This project is part of the Programming for Data Science course at the University of Bern in spring semester 2024.
This project aims to develop a comprehensive reporting tool for analyzing Fitbit data. The tool is designed to merge data from multiple CSV files containing Fitbit data for 30 users into a single DataFrame. This DataFrame allows users to access health parameters such as sleep, steps, and calories burned at different temporal resolutions (minute, hour, or day).
Users can interact with the tool to select specific subjects and time periods of interest, enabling them to generate summary statistics for health measures based on their criteria. Furthermore, the tool provides visualizations of health measures over time, facilitating comparisons between subjects and time periods. Users can adjust the resolution of data displayed in visualizations according to their preferences.
Key considerations include data cleaning to handle missing values and outliers, designing an intuitive user interface for ease of interaction, and providing comprehensive documentation for user guidance. The tool prioritizes scalability to accommodate large datasets and potential future expansions.
To run this project you need to have installed python on your machine. You can download python from the official website. As alternative, you can also install conda from by following the instructions on the official website.
You can create a virtual environment with conda (or alternatively with pip) and install the required packages by running the following commands on the command line. You need to do only one of the following options.
Conda:
conda create --name <<YourEnvName>>
conda activate <<YourEnvName>>
Pip:
pip install -r requirements.txt
If you add a new package to the project, please update also the requirements.txt file manually.
The data used in this project originate from kaggle. The dataset is also contained in the data folder of this project. The data is stored in multiple csv files.
To preprocess the data please run the file src\data_pre_processor.py
. This will take some time (~2min),
as it merges all the data into one file. Afterward you will find a minutes.csv
in the preprocessed_data
folder.
Please make sure that you are in the src folder when running the preprocessing,
since otherwise the relative paths will fail.
python data_pre_processor.py
This project contains a dashboard which visualize the preprocessed data.

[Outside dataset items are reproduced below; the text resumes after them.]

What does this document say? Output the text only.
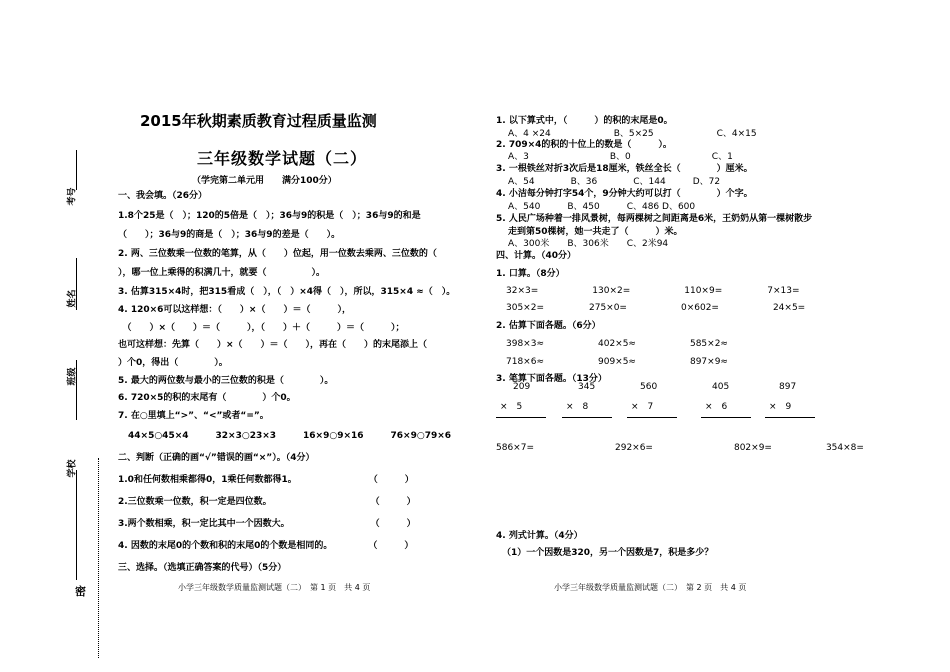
考号
姓名
班级
学校
密
2015年秋期素质教育过程质量监测
三年级数学试题（二）
（学完第二单元用　　满分100分）
一、我会填。（26分）
1.8个25是（　）；120的5倍是（　）；36与9的积是（　）；36与9的和是
（　　）；36与9的商是（　）；36与9的差是（　　）。
2. 两、三位数乘一位数的笔算，从（　　）位起，用一位数去乘两、三位数的（
），哪一位上乘得的积满几十，就要（　　　　　）。
3. 估算315×4时，把315看成（　），（　）×4得（　），所以，315×4 ≈（　）。
4. 120×6可以这样想：（　　）×（　　）＝（　　　），
　（　　）×（　　）＝（　　　），（　　）＋（　　　）＝（　　　）；
也可这样想：先算（　　）×（　　）＝（　　），再在（　　）的末尾添上（
）个0，得出（　　　　）。
5. 最大的两位数与最小的三位数的积是（　　　　）。
6. 720×5的积的末尾有（　　　　）个0。
7. 在○里填上“>”、“<”或者“=”。
44×5○45×4　　　32×3○23×3　　　16×9○9×16　　　76×9○79×6
二、判断（正确的画“√”错误的画“×”）。（4分）
1.0和任何数相乘都得0，1乘任何数都得1。　　　　　　　　　（　　　）
2.三位数乘一位数，积一定是四位数。　　　　　　　　　　　　（　　　）
3.两个数相乘，积一定比其中一个因数大。　　　　　　　　　　（　　　）
4. 因数的末尾0的个数和积的末尾0的个数是相同的。　　　　　（　　　）
三、选择。（选填正确答案的代号）（5分）
1. 以下算式中，（　　　）的积的末尾是0。
A、4 ×24　　　　　　　B、5×25　　　　　　　C、4×15
2. 709×4的积的十位上的数是（　　　）。
A、3　　　　　　　　　B、0　　　　　　　　　C、1
3. 一根铁丝对折3次后是18厘米，铁丝全长（　　　　）厘米。
A、54　　　　B、36　　　　C、144　　　D、72
4. 小洁每分钟打字54个，9分钟大约可以打（　　　　）个字。
A、540　　　B、450　　　C、486 D、600
5. 人民广场种着一排风景树，每两棵树之间距离是6米，王奶奶从第一棵树散步
走到第50棵树，她一共走了（　　　）米。
A、300米　　B、306米　　C、2米94
四、计算。（40分）
1. 口算。（8分）
32×3=　　　　　　130×2=　　　　　　110×9=　　　　　7×13=
305×2=　　　　　275×0=　　　　　　0×602=　　　　　　24×5=
2. 估算下面各题。（6分）
398×3≈　　　　　　402×5≈　　　　　　585×2≈
718×6≈　　　　　　909×5≈　　　　　　897×9≈
3. 笔算下面各题。（13分）
586×7=　　　　　　　　　292×6=　　　　　　　　　802×9=　　　　　　354×8=
4. 列式计算。（4分）
（1）一个因数是320，另一个因数是7，积是多少？
209
×　5
345
×　8
560
×　7
405
×　6
897
×　9
小学三年级数学质量监测试题（二）　第 1 页　共 4 页	小学三年级数学质量监测试题（二）　第 2 页　共 4 页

To run the dashboard, please run the file src\dashboard.py
and then open http://127.0.0.1:8050/
(or any other url which is shown in the console) in your browser. Now you can interact with the dashboard by
selecting different subjects, chart types, time ranges and resolutions.
python src/dashboard.py
There are other modules in the src
folder which can be used to analyze the data.
The data_cleaning.py
file contains logic to handle missing data.
But this is currently not used in the data process and can be ignored.
The data_selector.py
file contains logic to select data based on user input over the command line.
This is currently not used in the dashboard but can be used as standalone solution.